I have a query about the calculation of the MECP from an excited singlet state (S1 or S2) to the first triplet state (T1). If we assume that a molecule with a singlet ground state has multiple calculated excited states, and that the oscillator strength is highest in the second excited state (S2) and lowest in the first (S1).
Should I use the strongest oscillator to calculate the MECP from S2 to T1 or the lowest excited state from S1 to T1? In other words, is the MECP STATE1 determined by oscillator strength or the excited state energy?

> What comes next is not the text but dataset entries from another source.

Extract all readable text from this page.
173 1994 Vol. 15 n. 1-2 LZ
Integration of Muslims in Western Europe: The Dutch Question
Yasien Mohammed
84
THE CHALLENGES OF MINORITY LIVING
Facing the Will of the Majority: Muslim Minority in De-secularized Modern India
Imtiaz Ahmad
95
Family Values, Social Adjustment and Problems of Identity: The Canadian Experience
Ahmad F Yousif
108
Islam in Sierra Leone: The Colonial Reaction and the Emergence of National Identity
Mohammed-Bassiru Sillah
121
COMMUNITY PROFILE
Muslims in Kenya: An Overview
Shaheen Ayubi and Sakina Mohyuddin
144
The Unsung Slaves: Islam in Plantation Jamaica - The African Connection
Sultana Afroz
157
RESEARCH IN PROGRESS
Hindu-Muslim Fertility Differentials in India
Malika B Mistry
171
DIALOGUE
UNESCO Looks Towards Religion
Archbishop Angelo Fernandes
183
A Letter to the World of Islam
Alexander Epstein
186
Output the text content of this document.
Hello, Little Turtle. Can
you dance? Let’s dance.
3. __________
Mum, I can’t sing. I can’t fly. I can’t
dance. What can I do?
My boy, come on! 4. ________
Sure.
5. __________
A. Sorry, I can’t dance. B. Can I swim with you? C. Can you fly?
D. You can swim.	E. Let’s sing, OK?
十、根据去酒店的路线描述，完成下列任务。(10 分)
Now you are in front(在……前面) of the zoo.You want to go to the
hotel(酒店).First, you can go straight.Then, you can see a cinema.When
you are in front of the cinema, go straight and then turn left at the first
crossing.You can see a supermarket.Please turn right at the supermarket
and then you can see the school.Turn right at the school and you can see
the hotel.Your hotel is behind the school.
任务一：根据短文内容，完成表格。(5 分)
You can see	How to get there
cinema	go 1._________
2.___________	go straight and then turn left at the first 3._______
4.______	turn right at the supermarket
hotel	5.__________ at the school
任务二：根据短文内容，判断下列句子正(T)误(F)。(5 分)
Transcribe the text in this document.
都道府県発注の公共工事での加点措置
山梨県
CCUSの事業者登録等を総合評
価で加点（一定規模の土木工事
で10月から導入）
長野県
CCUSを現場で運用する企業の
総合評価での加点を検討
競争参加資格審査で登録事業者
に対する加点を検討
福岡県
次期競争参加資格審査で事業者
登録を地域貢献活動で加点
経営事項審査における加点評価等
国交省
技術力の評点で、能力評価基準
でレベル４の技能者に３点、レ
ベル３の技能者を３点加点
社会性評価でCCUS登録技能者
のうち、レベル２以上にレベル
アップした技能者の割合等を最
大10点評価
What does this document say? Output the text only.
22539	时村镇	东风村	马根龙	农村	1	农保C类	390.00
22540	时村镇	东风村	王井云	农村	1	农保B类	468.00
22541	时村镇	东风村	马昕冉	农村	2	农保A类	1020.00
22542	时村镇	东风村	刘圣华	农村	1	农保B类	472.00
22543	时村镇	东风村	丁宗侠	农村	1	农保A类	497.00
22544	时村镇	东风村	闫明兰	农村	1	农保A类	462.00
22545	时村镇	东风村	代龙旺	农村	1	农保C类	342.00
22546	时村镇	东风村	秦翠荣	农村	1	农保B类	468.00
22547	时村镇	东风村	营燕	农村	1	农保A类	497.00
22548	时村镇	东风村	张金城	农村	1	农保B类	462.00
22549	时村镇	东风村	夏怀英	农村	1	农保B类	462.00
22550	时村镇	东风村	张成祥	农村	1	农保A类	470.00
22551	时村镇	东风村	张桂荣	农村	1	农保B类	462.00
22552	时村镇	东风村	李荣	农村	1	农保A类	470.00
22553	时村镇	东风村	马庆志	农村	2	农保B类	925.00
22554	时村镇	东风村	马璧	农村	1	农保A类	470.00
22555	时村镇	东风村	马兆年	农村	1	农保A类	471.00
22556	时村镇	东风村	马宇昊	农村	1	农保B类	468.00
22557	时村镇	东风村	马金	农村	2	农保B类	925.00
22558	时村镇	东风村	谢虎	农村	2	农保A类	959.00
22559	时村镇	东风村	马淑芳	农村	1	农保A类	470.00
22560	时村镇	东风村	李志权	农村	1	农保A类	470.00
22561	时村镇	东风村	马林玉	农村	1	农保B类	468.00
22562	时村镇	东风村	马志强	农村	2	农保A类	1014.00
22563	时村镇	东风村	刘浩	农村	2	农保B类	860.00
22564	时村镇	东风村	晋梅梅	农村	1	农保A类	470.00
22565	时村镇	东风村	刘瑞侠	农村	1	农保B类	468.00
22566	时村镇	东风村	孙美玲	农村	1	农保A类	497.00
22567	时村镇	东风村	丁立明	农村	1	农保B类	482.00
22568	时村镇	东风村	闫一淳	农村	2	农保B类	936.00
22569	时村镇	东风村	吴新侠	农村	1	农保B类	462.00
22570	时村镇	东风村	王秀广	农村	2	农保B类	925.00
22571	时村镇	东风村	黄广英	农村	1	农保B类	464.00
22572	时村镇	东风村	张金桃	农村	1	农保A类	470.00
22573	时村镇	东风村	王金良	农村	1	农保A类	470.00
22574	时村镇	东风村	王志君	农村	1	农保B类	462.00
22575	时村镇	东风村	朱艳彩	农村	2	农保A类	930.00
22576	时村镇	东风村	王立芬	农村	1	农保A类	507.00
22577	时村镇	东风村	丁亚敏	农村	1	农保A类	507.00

I don’t know that this is a question that can be answered in general as it depends on the details of the molecule and the experiment (i.e., there are known exceptions to what I am about to say). With those caveats, the typical case is covered by Kasha’s rule, which states that emission occurs from the lowest excited state of a given spin symmetry, and the underlying physics behind that rule is that internal conversion is fast relative to emission or intersystem crossing. On that basis, one might imagine that the excitation from S0 primarily populates the state with the largest oscillator strength (S2 in your case), but that S2 → S1 internal conversion is fast so that intersystem crossing happens from S1 → T1.
Dear John,
Your thoughtful reply is much appreciated.
I looked for a relevant article to your response and came upon the one below.
https://www.nature.com/articles/s41467-022-33177-0
According to Fig. 3 of this article, I was wondering if it makes sense for MECP S2/S1 to have less energy (2.83 eV) than the optimized minimum S2 state (3.40 eV).
If this is a correct trend, why should the optimization be stopped in S2 and not continue until MECP S2/S1 (more stable and without energy barrier)?
Do you consider this to be logical, or do you think the authors, or the Q-CHEM program are at fault?
Thank you
There’s nothing inherently wrong with having a S2 local minimum at 3.40 eV and then a S2/S1 MECP at somewhat lower energy. Presumably there is something of a barrier in between those points, because the minimum needs to have positive curvature in all directions. You could consider contacting Shirin Faraji, who is a corresponding author on that paper and also a Q-Chem developer. I presume it was her group that did the calculations in this paper.